Bakan’ın ziyaretinin asıl amacı, devletin yasal olmadan toprak müsadere etmesininin üzerini örtmek olduğu belirtiliyor. Türk devleti büyük bir kısmı Süryaniler’e ait birçok arazi parçasına el koymuş durumda. Toprakların çoğu, otuz yılı aşkın bir süredir işlenmemiş. On yıllardır bu yörelerde Türk askerleri ve PKK arasında çatışmalar olmuş. Topraklar yıllardır işlenemediği için devlet bunları işlenmeyen arazi diye hazineye mal ediyor. Bu toprak parçalarının bir kısmı bugün ormanlık olmuş, bir kısmı da yabanıl arazi halini almış. Böyle olunca da bu arazilerin devlete ait olduğu kanısına varılıyor. İşlenmeye elverişli olmayan taşlık ve yabanıl araziler kanuna göre devletin malı oluveriyor. Turabdin’in birçok köyünde, Süryaniler’e ait alanların yaklaşık
dörtte üçüne yakın bir kısmı, ormanlık ve hazine malı sıfatıyla devlet adına kaydediliyor.

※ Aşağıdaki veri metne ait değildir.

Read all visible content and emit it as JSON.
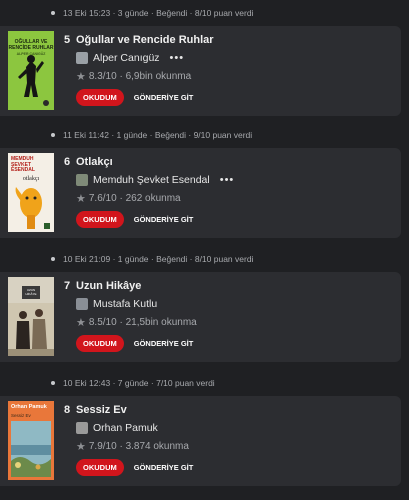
{
  "feed": {
    "items": [
      {
        "meta": "13 Eki 15:23 · 3 günde · Beğendi · 8/10 puan verdi",
        "rank": "5",
        "title": "Oğullar ve Rencide Ruhlar",
        "author": "Alper Canıgüz",
        "rating": "8.3/10 · 6,9bin okunma",
        "cover_text": [
          "OĞULLAR VE",
          "RENCİDE RUHLAR",
          "ALPER CANIGÜZ"
        ],
        "read_label": "OKUDUM",
        "send_label": "GÖNDERİYE GİT",
        "more": "•••"
      },
      {
        "meta": "11 Eki 11:42 · 1 günde · Beğendi · 9/10 puan verdi",
        "rank": "6",
        "title": "Otlakçı",
        "author": "Memduh Şevket Esendal",
        "rating": "7.6/10 · 262 okunma",
        "cover_text": [
          "MEMDUH",
          "ŞEVKET",
          "ESENDAL",
          "otlakçı"
        ],
        "read_label": "OKUDUM",
        "send_label": "GÖNDERİYE GİT",
        "more": "•••"
      },
      {
        "meta": "10 Eki 21:09 · 1 günde · Beğendi · 8/10 puan verdi",
        "rank": "7",
        "title": "Uzun Hikâye",
        "author": "Mustafa Kutlu",
        "rating": "8.5/10 · 21,5bin okunma",
        "cover_text": [
          "UZUN",
          "HİKÂYE"
        ],
        "read_label": "OKUDUM",
        "send_label": "GÖNDERİYE GİT",
        "more": ""
      },
      {
        "meta": "10 Eki 12:43 · 7 günde · 7/10 puan verdi",
        "rank": "8",
        "title": "Sessiz Ev",
        "author": "Orhan Pamuk",
        "rating": "7.9/10 · 3.874 okunma",
        "cover_text": [
          "Orhan Pamuk",
          "Sessiz Ev"
        ],
        "read_label": "OKUDUM",
        "send_label": "GÖNDERİYE GİT",
        "more": ""
      }
    ]
  },
  "colors": {
    "background": "#1f2023",
    "card": "#2c2d31",
    "accent_red": "#d1151c",
    "muted_text": "#a7a9ad"
  },
  "icons": {
    "meta_dot": "dot-icon",
    "rating": "star-icon",
    "more": "more-icon"
  }
}
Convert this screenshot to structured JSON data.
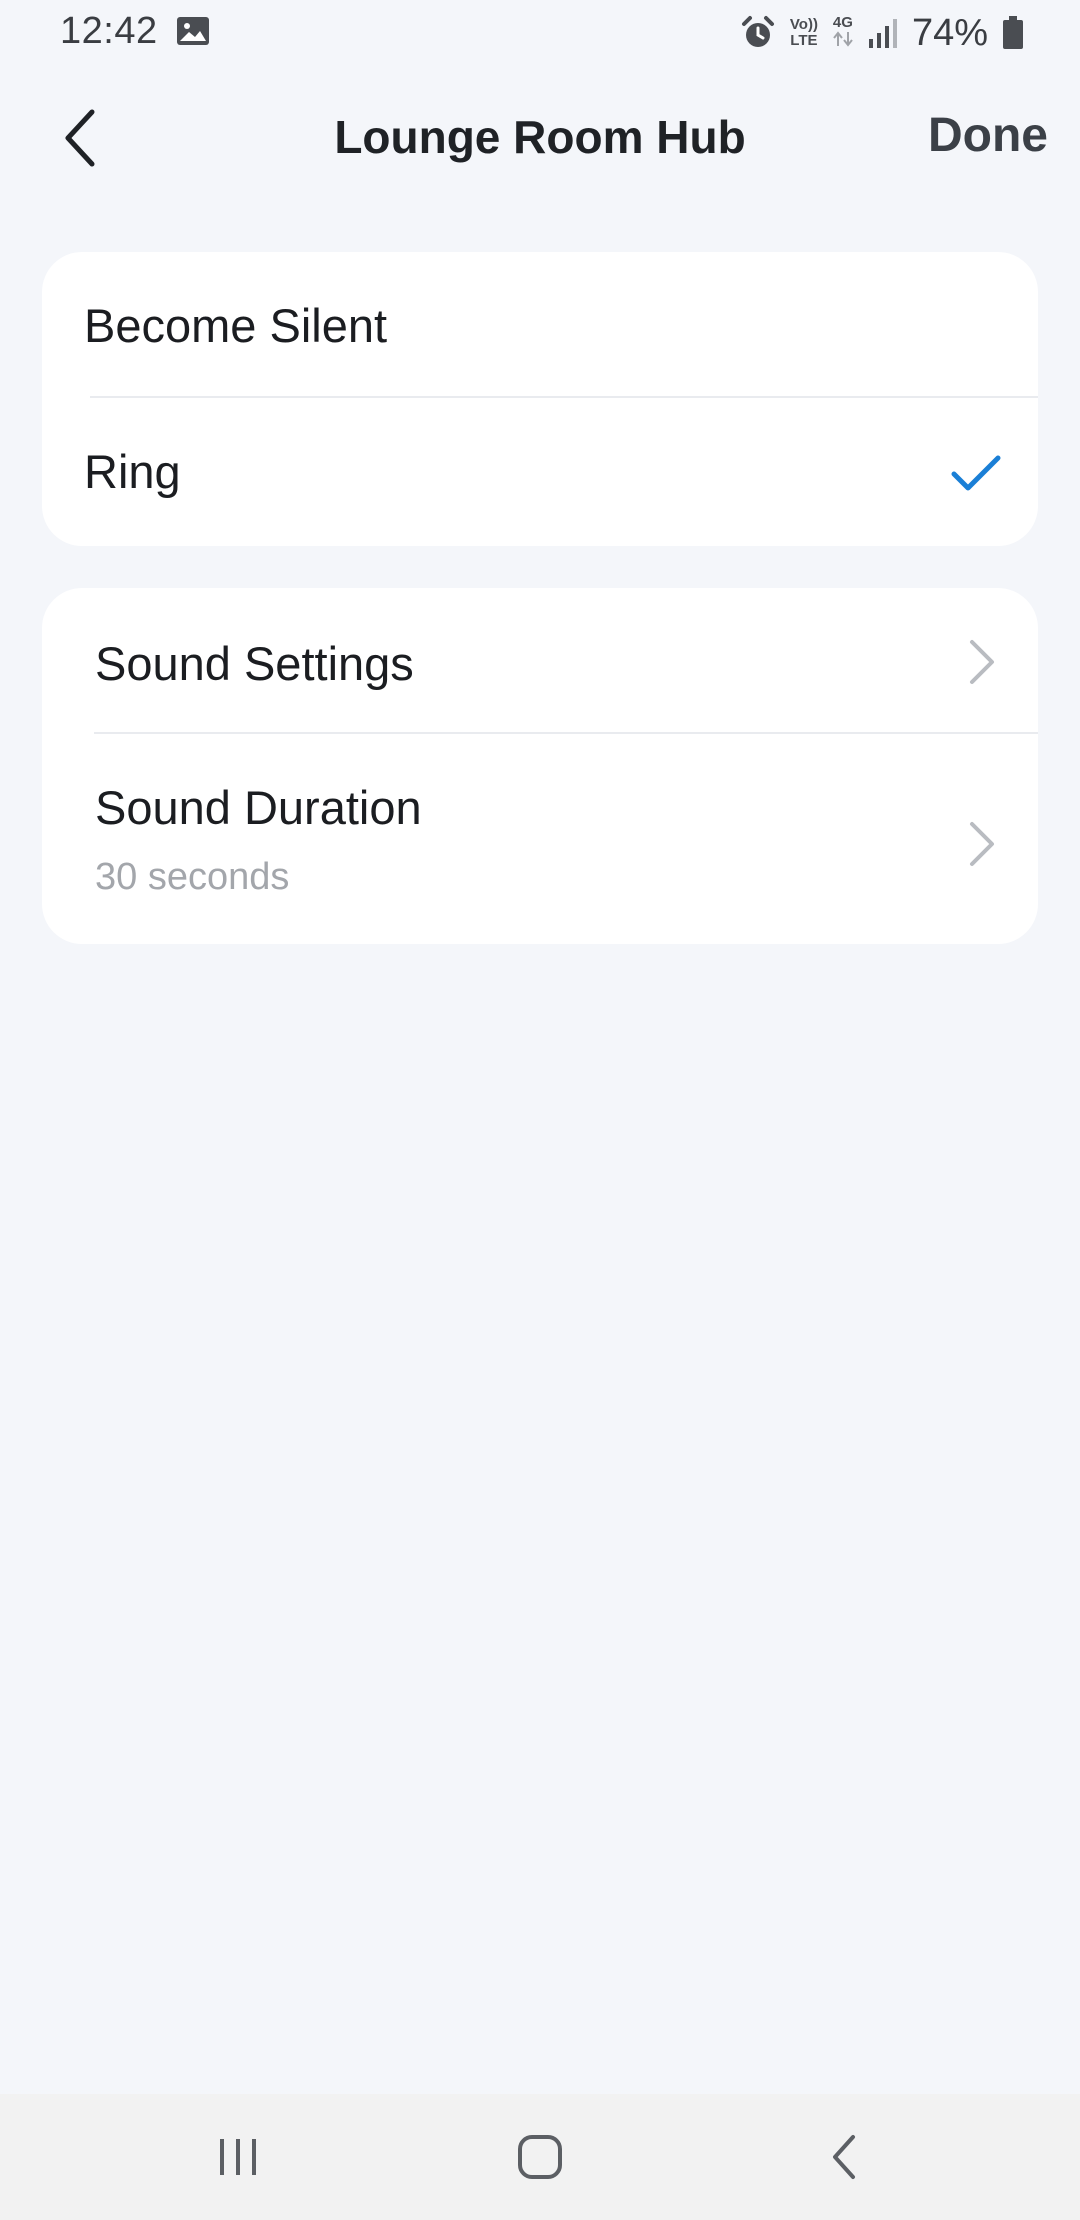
{
  "status_bar": {
    "time": "12:42",
    "gallery_icon": "image-icon",
    "alarm_icon": "alarm-icon",
    "volte_top": "Vo))",
    "volte_bottom": "LTE",
    "network": "4G",
    "signal_icon": "signal-icon",
    "battery_percent": "74%",
    "battery_icon": "battery-icon"
  },
  "header": {
    "back_icon": "chevron-left-icon",
    "title": "Lounge Room Hub",
    "done_label": "Done"
  },
  "mode_options": [
    {
      "label": "Become Silent",
      "selected": false
    },
    {
      "label": "Ring",
      "selected": true
    }
  ],
  "sound_items": [
    {
      "label": "Sound Settings",
      "value": ""
    },
    {
      "label": "Sound Duration",
      "value": "30 seconds"
    }
  ],
  "nav_bar": {
    "recents_icon": "recents-icon",
    "home_icon": "home-icon",
    "back_icon": "back-icon"
  },
  "colors": {
    "background": "#f4f6fa",
    "card": "#ffffff",
    "accent_check": "#1a7fd6",
    "chevron": "#b9bcc1",
    "subtext": "#a3a6ab"
  }
}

Öte yandan bu tapu dağıtım töreninin yapılacağı yirmi dört nisan günü de, tüm dünya çapında Süryaniler’in, Ermeniler’in ve Pontus Rumları’nın, Birinci Dünya Savaşı sırasında yaşanan hristiyan katliamının yıldönümünü andıkları gündür. Katliamın kabul edilmesi için ABD’de lobi çalışması yapan Süryaniler, bu günün seçiminin bilinçli olarak yapıldığını ve bu yolla, yapılacak olan manifestolardan ve Başkan Obama’nın yapacağı konuşmadan dikkati öteye çekmek olduğunu söylüyorlar.

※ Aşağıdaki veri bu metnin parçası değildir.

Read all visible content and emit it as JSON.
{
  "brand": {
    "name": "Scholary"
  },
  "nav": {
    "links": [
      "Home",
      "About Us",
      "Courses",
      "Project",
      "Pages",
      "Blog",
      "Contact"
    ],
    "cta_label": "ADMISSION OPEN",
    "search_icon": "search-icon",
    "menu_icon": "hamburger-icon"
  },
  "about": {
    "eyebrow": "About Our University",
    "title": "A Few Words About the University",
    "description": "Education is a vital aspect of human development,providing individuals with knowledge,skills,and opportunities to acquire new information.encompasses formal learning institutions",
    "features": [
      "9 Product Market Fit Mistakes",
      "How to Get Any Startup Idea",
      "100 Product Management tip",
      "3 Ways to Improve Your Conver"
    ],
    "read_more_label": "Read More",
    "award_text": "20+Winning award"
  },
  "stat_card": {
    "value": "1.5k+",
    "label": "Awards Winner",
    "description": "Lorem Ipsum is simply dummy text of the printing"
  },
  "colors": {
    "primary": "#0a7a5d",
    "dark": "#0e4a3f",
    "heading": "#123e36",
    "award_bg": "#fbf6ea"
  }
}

Salı sabahı İçişleri Bakanlığını arıyorum, e-mail adresimi istiyorlar. Öğleden sonra mail geliyor, Fatih Dikici’yle irtibat kurmamı öneriyorlar. Bakanlığın Mardin’deki irtibat elemanıymış. Daha sonra öğreniyorum ki Mardin Valisinin sekreterlerinden biridir.
-İşim çok, telefonlar durmadan çalıyor. Bugünlerde Mardin’e ziyarete gelecek birçok delegasyona bakmakla görevliyim.
-Bakan ne zaman geliyor?
-Az önce Valimiz eşliğinde bir Bakan vardı.
-İçişleri Bakanı mı?
-Hayır, o ayın yirmi üçünde geliyor, yirmi altısına kadar kalacak.

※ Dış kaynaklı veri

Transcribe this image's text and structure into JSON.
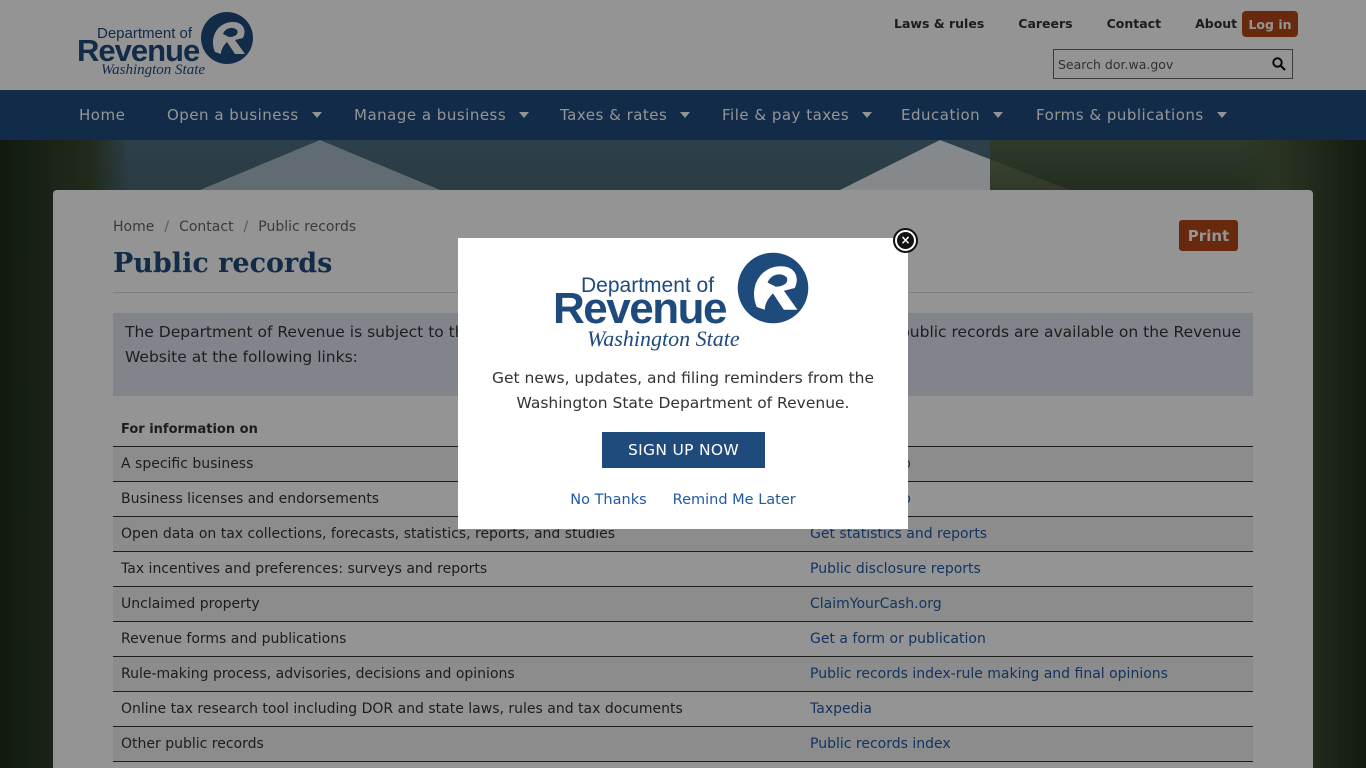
{
  "header": {
    "logo": {
      "line1": "Department of",
      "line2": "Revenue",
      "line3": "Washington State"
    },
    "utility_links": [
      "Laws & rules",
      "Careers",
      "Contact",
      "About"
    ],
    "login_label": "Log in",
    "search": {
      "placeholder": "Search dor.wa.gov",
      "icon": "search-icon"
    }
  },
  "nav": {
    "items": [
      {
        "label": "Home",
        "dropdown": false
      },
      {
        "label": "Open a business",
        "dropdown": true
      },
      {
        "label": "Manage a business",
        "dropdown": true
      },
      {
        "label": "Taxes & rates",
        "dropdown": true
      },
      {
        "label": "File & pay taxes",
        "dropdown": true
      },
      {
        "label": "Education",
        "dropdown": true
      },
      {
        "label": "Forms & publications",
        "dropdown": true
      }
    ]
  },
  "breadcrumb": [
    "Home",
    "Contact",
    "Public records"
  ],
  "print_label": "Print",
  "page_title": "Public records",
  "intro": {
    "left": "The Department of Revenue is subject to the",
    "right": "public records are available on the Revenue",
    "line2": "Website at the following links:"
  },
  "table": {
    "headers": [
      "For information on",
      ""
    ],
    "rows": [
      [
        "A specific business",
        "p"
      ],
      [
        "Business licenses and endorsements",
        "p"
      ],
      [
        "Open data on tax collections, forecasts, statistics, reports, and studies",
        "Get statistics and reports"
      ],
      [
        "Tax incentives and preferences: surveys and reports",
        "Public disclosure reports"
      ],
      [
        "Unclaimed property",
        "ClaimYourCash.org"
      ],
      [
        "Revenue forms and publications",
        "Get a form or publication"
      ],
      [
        "Rule-making process, advisories, decisions and opinions",
        "Public records index-rule making and final opinions"
      ],
      [
        "Online tax research tool including DOR and state laws, rules and tax documents",
        "Taxpedia"
      ],
      [
        "Other public records",
        "Public records index"
      ]
    ]
  },
  "modal": {
    "logo": {
      "line1": "Department of",
      "line2": "Revenue",
      "line3": "Washington State"
    },
    "message_line1": "Get news, updates, and filing reminders from the",
    "message_line2": "Washington State Department of Revenue.",
    "signup_label": "SIGN UP NOW",
    "no_thanks_label": "No Thanks",
    "remind_label": "Remind Me Later",
    "close_symbol": "×"
  },
  "colors": {
    "brand_blue": "#1f4a7c",
    "accent_orange": "#b5481b",
    "link_blue": "#1f5aa6",
    "intro_bg": "#dfe6f0"
  }
}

-Ziyaretinin sebebi ne acaba?
-Yedi köye tapu dağıtacak, çoğu Süryani köyü.
-Bunlar daha önceden toprağın sahibi değiller mi?
-Evet ama tapu belgeleri yok, Bakan bunları dağıtacak.
-Yani Bakan buraya tapu dağıtmak için gelecek?
-Evet.
-Bu biraz garip değil mi?
-Hayır, ancak olağandışı.
-Midyat’a da uğrayacak mı?
-Evet, programda yazılı.
-Mor Gabriel’i hangi gün ve saatte ziyaret edeceğini biliyor musun?
-Köylüler tapularını alır almaz oraya hareket edilecek.
-Delegasyonda kaç kişi var?
-Yaklaşık otuz kişi.
-Kim bunlar peki?
-Çoğu Ankara’da görevli büyükelçiler, sonra yurtdışından gelen bazı Süryaniler, Bakan ve eşliğindekiler.
-Bakan, Mor Gabriel’e karşı yürütülen davaları da konuşacak mı?
-Daha önce de söylediğim gibi işim çok. Birkaç dakika bekler misin?
Beş dakika sonra tekrar telefonu alıyor.
-Bakan gelmiyor.
-Gelmiyor mu, neden?
-Maalesef bilemiyorum.
-Ziyaretin iptal sebebi için herhangi bir açıklama gelmedi mi size?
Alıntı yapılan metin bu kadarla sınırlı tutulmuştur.